“Recent Arrivals,” an exhibition at Hopkins Hall, displays works from 28 first-year graduate students from the art department at Ohio State.

“This show really does a great job at depicting the diversity in medium and style of our incoming graduates,” said John McCaughey, a graduate student in printmaking. “There is so much going on in the art world today and I think this show reflects that.”

McCaughey said the students from each department interact and help each other try new things from other areas of art.

“It’s been really fun meeting all of these artists and observing the graduates bouncing ideas off one another and crossing into other disciplines,” McCaughey said. “You see painters venturing into sculpture and vice-versa.”

Prudence Gill, the director and curator for the Hopkins Hall Gallery, echoed what McCaughey said about the artists working together.

“You may not be able to tell who’s in what program, because everybody works and cross-pollinates among all the different areas,” Gill said. “That’s one of the joys of what happens here.”

McCaughey is one of the artists featured in “Recent Arrivals.” He had two pieces that focused on easily found materials.

“The process of construction and deconstruction of an environment is the inspiration for my current work,” McCaughey said in his statement accompanying the piece. “What interests me most about graffiti is not just the beauty and risk involved, but what happens after the vandalism takes place in terms of removal and/or deterioration.”

He works his surroundings into his paintings and prints.

“Whether I’m walking down an alleyway or reading the words on the bathroom stall, it all somehow makes its way into my paintings,” McCaughey said.

For the painting in the exhibition he used latex paint, wallpaper, newspaper, spray paint and other biodegradable materials.
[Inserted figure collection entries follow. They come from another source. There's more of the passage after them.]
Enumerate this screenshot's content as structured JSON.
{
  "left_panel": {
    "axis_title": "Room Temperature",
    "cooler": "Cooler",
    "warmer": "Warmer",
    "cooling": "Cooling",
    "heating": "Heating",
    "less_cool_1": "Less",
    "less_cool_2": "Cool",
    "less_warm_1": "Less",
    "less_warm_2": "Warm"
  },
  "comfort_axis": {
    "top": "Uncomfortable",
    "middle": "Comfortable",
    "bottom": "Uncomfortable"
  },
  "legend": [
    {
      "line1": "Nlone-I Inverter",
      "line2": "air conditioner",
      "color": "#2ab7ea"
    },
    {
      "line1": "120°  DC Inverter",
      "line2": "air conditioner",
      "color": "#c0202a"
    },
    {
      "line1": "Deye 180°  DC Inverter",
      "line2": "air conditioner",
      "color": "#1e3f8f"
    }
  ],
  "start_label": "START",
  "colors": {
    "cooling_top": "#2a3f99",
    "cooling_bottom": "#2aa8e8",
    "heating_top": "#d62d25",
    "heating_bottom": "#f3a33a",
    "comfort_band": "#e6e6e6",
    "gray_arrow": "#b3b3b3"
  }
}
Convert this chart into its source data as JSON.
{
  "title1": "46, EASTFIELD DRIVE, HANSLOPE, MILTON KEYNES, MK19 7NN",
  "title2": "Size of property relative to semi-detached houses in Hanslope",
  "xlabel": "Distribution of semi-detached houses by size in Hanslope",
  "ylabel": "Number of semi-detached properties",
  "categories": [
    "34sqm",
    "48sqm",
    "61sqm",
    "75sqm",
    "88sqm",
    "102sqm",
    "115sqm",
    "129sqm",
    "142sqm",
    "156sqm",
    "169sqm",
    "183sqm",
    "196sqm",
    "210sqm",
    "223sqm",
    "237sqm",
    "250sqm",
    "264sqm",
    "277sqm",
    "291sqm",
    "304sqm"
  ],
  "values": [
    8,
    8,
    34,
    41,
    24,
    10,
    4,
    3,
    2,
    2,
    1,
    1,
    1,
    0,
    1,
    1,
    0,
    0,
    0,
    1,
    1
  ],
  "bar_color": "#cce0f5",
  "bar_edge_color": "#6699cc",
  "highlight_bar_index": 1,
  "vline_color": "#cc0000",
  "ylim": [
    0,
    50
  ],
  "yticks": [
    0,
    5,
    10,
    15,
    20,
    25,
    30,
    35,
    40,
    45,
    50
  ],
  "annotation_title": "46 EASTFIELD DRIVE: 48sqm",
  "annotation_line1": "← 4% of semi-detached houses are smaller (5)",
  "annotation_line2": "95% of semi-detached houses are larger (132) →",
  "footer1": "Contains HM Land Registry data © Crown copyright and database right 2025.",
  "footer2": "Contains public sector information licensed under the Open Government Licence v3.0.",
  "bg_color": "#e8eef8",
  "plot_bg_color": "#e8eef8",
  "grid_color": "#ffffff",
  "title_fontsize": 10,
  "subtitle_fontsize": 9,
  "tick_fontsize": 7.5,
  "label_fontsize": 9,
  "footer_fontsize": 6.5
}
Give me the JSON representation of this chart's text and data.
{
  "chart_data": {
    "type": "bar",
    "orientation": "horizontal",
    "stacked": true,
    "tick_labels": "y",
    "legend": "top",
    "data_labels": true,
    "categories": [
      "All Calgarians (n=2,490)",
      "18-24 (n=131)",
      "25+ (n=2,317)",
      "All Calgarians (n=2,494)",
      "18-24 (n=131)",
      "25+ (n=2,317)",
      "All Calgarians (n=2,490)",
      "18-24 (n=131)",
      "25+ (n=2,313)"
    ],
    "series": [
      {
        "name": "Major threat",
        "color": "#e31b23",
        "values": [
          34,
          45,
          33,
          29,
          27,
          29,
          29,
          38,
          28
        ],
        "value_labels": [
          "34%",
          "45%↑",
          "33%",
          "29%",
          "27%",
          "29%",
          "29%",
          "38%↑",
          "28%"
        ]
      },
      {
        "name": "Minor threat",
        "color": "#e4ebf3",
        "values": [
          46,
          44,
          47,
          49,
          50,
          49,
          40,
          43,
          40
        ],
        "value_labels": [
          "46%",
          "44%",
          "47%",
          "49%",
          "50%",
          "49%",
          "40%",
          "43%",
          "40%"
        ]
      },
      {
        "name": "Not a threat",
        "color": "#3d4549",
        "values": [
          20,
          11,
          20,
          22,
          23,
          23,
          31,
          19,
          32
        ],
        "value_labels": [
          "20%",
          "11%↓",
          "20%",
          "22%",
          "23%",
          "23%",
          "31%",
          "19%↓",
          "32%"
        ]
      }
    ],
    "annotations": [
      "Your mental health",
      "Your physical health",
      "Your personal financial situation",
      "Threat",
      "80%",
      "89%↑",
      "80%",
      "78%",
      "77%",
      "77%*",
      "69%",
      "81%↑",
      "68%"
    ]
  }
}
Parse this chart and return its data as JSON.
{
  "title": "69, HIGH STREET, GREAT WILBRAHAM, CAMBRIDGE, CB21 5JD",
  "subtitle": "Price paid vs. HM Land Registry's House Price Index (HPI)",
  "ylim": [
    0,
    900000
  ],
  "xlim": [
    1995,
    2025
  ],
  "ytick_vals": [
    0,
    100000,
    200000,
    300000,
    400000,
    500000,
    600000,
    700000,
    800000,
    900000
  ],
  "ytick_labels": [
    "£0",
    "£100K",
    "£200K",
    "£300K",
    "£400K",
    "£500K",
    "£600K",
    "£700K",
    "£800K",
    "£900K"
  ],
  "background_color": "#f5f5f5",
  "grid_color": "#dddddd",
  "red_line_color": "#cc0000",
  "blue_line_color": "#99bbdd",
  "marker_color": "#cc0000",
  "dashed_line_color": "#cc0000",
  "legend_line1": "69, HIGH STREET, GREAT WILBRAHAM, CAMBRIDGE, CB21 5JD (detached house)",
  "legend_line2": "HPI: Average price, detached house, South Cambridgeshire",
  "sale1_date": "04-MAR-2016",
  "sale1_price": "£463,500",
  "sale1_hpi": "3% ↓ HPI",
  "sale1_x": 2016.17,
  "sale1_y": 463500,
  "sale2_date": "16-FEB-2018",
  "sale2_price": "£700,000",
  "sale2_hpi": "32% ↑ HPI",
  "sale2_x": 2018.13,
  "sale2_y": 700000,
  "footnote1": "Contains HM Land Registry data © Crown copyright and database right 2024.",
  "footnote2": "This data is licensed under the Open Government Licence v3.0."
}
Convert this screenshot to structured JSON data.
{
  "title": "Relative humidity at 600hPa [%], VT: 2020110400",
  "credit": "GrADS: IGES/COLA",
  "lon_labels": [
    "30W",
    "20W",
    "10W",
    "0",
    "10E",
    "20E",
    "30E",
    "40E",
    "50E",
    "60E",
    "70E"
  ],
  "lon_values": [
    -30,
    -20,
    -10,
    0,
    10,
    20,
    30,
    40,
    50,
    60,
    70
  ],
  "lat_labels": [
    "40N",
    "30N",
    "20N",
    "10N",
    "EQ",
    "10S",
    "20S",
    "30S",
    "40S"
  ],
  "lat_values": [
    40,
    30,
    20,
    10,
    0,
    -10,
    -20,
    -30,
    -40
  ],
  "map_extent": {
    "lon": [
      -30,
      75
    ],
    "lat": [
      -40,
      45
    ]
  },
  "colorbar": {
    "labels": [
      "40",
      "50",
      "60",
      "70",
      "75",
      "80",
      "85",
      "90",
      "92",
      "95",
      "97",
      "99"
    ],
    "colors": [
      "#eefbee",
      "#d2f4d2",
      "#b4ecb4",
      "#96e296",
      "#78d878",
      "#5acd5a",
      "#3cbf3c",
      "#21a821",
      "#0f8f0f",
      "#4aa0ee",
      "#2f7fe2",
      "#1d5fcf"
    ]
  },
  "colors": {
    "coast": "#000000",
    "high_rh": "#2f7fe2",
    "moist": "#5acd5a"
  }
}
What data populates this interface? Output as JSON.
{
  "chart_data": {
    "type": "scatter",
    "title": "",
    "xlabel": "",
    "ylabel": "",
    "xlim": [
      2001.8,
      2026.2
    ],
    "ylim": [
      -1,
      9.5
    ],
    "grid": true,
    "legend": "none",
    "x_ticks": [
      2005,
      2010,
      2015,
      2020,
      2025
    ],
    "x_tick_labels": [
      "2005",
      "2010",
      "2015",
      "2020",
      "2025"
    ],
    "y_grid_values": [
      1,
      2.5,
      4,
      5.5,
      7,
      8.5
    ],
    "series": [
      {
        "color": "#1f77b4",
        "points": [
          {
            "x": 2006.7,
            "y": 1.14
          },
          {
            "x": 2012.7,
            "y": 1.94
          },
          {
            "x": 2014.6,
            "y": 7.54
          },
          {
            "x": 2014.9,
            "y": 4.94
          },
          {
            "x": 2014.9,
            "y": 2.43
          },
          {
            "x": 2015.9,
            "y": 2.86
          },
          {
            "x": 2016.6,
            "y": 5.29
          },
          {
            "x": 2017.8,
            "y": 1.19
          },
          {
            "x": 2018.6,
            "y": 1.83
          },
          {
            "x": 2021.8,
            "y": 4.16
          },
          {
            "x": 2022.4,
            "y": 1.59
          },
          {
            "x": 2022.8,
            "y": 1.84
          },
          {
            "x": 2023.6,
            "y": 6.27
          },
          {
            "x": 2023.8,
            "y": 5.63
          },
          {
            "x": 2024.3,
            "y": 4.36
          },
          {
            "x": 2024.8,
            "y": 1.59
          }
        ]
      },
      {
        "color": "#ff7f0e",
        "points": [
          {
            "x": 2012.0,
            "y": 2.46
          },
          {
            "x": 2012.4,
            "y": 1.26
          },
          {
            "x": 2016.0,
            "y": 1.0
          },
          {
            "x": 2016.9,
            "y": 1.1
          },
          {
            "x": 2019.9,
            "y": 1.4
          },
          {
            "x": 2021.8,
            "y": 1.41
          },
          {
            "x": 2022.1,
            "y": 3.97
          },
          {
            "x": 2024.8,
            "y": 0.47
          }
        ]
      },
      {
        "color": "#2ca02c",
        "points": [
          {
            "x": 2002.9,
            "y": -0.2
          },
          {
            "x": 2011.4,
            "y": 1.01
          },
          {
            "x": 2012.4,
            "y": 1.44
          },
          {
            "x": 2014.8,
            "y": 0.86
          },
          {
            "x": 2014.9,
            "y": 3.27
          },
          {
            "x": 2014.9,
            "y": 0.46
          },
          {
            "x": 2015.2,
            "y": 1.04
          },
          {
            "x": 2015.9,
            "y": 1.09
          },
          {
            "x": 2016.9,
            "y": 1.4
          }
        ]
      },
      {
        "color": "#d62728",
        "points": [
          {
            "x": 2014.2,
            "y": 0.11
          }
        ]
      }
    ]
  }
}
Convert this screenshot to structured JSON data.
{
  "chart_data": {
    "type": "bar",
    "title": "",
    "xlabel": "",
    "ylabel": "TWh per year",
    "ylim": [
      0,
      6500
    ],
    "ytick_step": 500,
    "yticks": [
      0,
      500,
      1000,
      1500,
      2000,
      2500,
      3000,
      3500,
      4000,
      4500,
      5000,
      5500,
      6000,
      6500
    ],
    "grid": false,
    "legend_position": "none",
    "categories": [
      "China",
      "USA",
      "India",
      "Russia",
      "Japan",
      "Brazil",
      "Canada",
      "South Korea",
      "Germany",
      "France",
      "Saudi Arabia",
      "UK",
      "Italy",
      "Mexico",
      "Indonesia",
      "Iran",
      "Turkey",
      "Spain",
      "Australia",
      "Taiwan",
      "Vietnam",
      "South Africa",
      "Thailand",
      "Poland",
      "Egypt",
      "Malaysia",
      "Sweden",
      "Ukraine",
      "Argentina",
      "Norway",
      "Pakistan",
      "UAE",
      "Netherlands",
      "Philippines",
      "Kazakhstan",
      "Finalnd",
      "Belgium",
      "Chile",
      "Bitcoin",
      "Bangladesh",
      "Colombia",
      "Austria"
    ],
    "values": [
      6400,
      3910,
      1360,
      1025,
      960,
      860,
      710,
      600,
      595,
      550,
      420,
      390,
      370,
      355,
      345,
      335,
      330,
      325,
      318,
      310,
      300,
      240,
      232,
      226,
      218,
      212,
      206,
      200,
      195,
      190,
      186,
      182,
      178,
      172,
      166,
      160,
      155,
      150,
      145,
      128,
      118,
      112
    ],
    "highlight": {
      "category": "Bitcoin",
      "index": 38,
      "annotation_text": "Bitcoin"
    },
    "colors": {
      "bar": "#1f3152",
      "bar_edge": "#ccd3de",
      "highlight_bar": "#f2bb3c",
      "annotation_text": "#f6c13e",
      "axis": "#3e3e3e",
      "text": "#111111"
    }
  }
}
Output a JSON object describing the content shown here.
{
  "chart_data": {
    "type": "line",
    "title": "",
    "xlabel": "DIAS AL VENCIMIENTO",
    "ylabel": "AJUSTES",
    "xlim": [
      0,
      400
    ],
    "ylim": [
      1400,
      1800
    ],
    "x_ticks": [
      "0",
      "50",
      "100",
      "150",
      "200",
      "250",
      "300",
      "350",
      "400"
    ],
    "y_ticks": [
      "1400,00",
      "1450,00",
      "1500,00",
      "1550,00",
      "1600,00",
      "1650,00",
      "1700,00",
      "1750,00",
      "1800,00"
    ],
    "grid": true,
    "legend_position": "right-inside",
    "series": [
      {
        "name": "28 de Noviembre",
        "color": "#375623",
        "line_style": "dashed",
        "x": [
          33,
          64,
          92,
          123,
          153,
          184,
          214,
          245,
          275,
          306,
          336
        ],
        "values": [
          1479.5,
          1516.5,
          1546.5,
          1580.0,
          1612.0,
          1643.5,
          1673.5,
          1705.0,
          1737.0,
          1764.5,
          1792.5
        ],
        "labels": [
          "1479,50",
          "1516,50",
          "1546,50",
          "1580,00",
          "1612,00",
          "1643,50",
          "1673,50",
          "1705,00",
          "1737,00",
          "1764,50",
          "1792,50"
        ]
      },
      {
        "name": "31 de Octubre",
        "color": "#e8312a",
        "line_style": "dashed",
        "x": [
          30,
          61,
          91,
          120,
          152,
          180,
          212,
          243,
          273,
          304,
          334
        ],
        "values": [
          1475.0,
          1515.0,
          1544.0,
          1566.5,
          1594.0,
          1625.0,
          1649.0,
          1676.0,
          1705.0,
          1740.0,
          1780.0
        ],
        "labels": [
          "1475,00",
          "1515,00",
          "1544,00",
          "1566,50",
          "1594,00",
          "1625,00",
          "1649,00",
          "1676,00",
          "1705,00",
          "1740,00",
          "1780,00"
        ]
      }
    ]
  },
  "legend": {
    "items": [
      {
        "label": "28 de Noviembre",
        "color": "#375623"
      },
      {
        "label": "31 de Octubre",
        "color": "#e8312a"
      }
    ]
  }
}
He said it made more sense to use materials that were more readily available to him, rather than fancy textiles.

Artist Nathaniel Hartman made an audio piece. He is a classically trained percussionist and is in the master of fine arts program at OSU.

In his piece “Elevated,” he sealed a siren inside a vacuum chamber to negate sound.

“The piece tries to recreate this perfect scientific vacuum and comment on warnings in our daily lives that go off silently,” Hartman said. “Originally I was inspired by the Columbus siren warning system that is tested every Wednesday at noon and its power to communicate fear with a simple high pitched sound.”

Each artist was asked to put together one to three pieces for the exhibition. The artists could create any kind of piece they chose, as they elected not to have a theme for this project.

“The show was pretty individualized,” said Michael Ambron, a painting and drawing graduate student, “which is why it was strange that it seemed so cohesive.”

Ambron had two pieces on display. He said he followed a theme for both.

“I’m currently working on ways of revealing the luminal and seemingly invisible worlds of vibrating static that seem to exist on the surface of everything,” he said.

The exhibition as a whole did not involve wide use of color.

“All the pieces are kind of quiet for the most part,” said Carolyn Baginski, a ceramics graduate student.

Baginski used color in her piece, but it was muted.

“I always imagine my pieces as being technicolor, but it ends up being pastel,” she said. “I think it works.”

Baginski discussed self-portraits as a possible theme for the exhibit, but said most of the artists turned down the idea.

Today, a few of the artists will hold a Topics Table at 11:30 a.m. in Hopkins Hall to discuss the exhibition and have lunch.